Internal alignment is often that spot where every manager in the organization is happy, while everyone looking from the outside (customers included) have no clue what is going on.

Aligning is important, but it needs to happen on broad topics. Values, principles, long-term targets.

When alignment gets down to the tactics, to the details, it turns into agreement. It becomes a patchwork that at best reflects the ego and desires of a limited amount of people.

It’s natural

Understand that it is normal to want to make things complex.

To want to add just one more feature. To want to make a clause for that particular case. To want to split the price to make it more flexible. To want to tell exactly how it works. To want to cover all the needs of all possible audiences. To want to factor in all the preferences of all possible stakeholders.

Understand that it is normal to want all of this.

And understand also that customers want simple. You yourself want simple when you are the customer.
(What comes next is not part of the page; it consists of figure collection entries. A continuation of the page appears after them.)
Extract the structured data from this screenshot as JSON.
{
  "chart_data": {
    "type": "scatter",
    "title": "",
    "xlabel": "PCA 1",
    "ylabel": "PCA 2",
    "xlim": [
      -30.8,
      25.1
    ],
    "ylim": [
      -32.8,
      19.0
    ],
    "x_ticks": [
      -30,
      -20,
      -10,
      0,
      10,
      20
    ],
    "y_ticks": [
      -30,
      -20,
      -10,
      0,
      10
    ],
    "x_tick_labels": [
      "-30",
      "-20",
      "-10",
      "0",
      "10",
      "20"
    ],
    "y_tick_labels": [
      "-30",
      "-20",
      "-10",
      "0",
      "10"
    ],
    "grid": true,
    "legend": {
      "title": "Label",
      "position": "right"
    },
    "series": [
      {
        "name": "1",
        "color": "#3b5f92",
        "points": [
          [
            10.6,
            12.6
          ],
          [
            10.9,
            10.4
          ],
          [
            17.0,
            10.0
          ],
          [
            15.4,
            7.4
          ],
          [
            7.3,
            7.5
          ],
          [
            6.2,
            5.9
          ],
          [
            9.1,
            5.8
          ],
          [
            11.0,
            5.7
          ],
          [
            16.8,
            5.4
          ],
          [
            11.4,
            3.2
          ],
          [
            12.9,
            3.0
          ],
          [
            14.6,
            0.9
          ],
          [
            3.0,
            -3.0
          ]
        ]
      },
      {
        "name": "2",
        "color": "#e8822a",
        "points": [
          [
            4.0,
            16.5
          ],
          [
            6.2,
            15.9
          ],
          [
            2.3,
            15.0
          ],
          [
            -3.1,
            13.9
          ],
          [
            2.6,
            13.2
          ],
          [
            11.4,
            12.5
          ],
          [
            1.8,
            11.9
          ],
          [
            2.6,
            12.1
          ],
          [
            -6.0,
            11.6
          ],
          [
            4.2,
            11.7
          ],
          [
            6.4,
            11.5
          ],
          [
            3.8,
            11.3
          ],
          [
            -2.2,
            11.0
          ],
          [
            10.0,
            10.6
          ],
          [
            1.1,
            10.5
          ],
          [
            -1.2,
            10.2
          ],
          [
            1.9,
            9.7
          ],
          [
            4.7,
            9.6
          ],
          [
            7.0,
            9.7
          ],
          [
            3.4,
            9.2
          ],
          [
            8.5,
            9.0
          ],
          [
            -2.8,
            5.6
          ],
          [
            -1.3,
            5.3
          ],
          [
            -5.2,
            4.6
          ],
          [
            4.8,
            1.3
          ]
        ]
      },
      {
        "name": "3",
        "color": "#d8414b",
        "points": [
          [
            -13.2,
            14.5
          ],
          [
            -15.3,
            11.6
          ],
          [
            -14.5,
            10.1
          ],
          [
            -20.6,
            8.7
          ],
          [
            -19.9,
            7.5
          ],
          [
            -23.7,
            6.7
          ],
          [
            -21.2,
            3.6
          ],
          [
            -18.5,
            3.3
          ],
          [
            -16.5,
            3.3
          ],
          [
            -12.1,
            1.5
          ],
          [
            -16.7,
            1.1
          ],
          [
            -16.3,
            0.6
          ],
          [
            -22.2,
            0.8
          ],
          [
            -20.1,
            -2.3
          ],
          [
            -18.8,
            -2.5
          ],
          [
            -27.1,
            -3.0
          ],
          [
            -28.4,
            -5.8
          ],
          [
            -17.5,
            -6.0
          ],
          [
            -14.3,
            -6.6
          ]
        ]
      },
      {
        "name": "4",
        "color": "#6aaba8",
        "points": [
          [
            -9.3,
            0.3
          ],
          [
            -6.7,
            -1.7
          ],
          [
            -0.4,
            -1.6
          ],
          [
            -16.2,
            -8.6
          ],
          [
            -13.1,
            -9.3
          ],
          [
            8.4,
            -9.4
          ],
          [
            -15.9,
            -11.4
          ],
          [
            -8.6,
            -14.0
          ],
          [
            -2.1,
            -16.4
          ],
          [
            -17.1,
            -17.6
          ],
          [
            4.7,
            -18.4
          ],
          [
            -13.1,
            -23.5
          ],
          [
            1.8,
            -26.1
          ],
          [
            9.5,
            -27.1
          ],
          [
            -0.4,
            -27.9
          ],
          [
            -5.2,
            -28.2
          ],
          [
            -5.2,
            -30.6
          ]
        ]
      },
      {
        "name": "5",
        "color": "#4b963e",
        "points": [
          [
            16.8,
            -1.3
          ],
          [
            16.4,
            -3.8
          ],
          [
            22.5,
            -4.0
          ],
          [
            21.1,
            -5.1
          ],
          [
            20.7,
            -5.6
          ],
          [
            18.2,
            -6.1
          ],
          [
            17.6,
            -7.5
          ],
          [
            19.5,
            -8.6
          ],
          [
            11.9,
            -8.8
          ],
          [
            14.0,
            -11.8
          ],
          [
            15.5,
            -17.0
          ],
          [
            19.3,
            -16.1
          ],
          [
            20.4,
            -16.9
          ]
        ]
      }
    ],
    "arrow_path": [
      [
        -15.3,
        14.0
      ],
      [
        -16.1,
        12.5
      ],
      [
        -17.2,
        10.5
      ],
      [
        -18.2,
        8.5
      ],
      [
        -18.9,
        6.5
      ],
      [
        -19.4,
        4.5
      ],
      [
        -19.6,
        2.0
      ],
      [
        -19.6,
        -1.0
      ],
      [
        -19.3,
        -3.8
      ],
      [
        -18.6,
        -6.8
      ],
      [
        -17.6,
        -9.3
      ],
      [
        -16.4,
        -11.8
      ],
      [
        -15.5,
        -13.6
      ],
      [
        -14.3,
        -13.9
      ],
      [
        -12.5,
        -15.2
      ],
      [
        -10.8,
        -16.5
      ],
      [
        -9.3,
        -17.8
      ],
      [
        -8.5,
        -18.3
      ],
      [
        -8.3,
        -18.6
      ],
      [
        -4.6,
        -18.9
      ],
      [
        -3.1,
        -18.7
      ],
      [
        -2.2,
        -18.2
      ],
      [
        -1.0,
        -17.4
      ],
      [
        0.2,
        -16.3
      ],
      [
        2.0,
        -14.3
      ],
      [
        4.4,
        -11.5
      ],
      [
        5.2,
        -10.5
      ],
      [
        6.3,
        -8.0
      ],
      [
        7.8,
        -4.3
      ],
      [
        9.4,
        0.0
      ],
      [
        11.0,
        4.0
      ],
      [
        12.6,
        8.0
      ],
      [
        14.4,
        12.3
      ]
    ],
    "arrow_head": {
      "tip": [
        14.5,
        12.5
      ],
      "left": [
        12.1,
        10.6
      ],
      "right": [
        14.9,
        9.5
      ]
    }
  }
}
Complexity is natural. It is also not what is going to make your business grow.

Follow the leader

Two thoughts about the Uber campaign running in the UK emphasizing driver’s rights.

  1. We have a company that leverages the way it treats its employees for an outdoor, B2C advertising campaign. That could be a first. It is a sign that customers are more considerate in their decisions, and the criteria on their radar go beyond product functionality and price.
  2. Other taxi and ride-hailing apps have missed a huge opportunity to cover this space and dominate it. They gifted Uber with time to go fight in courtrooms and come up with a strategy that is the exact opposite of what Uber execs claimed only few months ago. Following the leader has taken them off track.

One and many

You have one single product and multiple ways to tell about it.

That does not mean that you have to tell a different story every time you talk to a different audience. It means that you need to be sensible enough to adapt your story to match the language and the background of the audiences you care about (i.e., that make you money).

The drill goes like this.

  1. Work on your story.
  2. Identify your audience.
  3. Research your audience.
  4. Translate your story in a language that your audience can understand (without changing it).

You can’t have 2, 3, and 4 if you have not started with 1. And at the same time, you can’t pretend 1 to be effective if you are not following up with 2, 3, and 4.

When you get to 4, that’s the time to be consistent, over a period of time, to see if you have worked, identified, and researched well.

It’s a tough job. It is long-term.

All of that

Product marketing can be many things.

It can be a way to communicate new products and features.

It can be a way to gather insights on markets and customers.

It can be a way to produce material that helps sales selling.

It can be a way to decide what the product is about and how it should be expressed.

It can be a way to strategize how to launch a product or a feature.

It can be a way to create content for marketing campaigns.

Product marketing can be many things. And the best product marketing is all of that at the same time.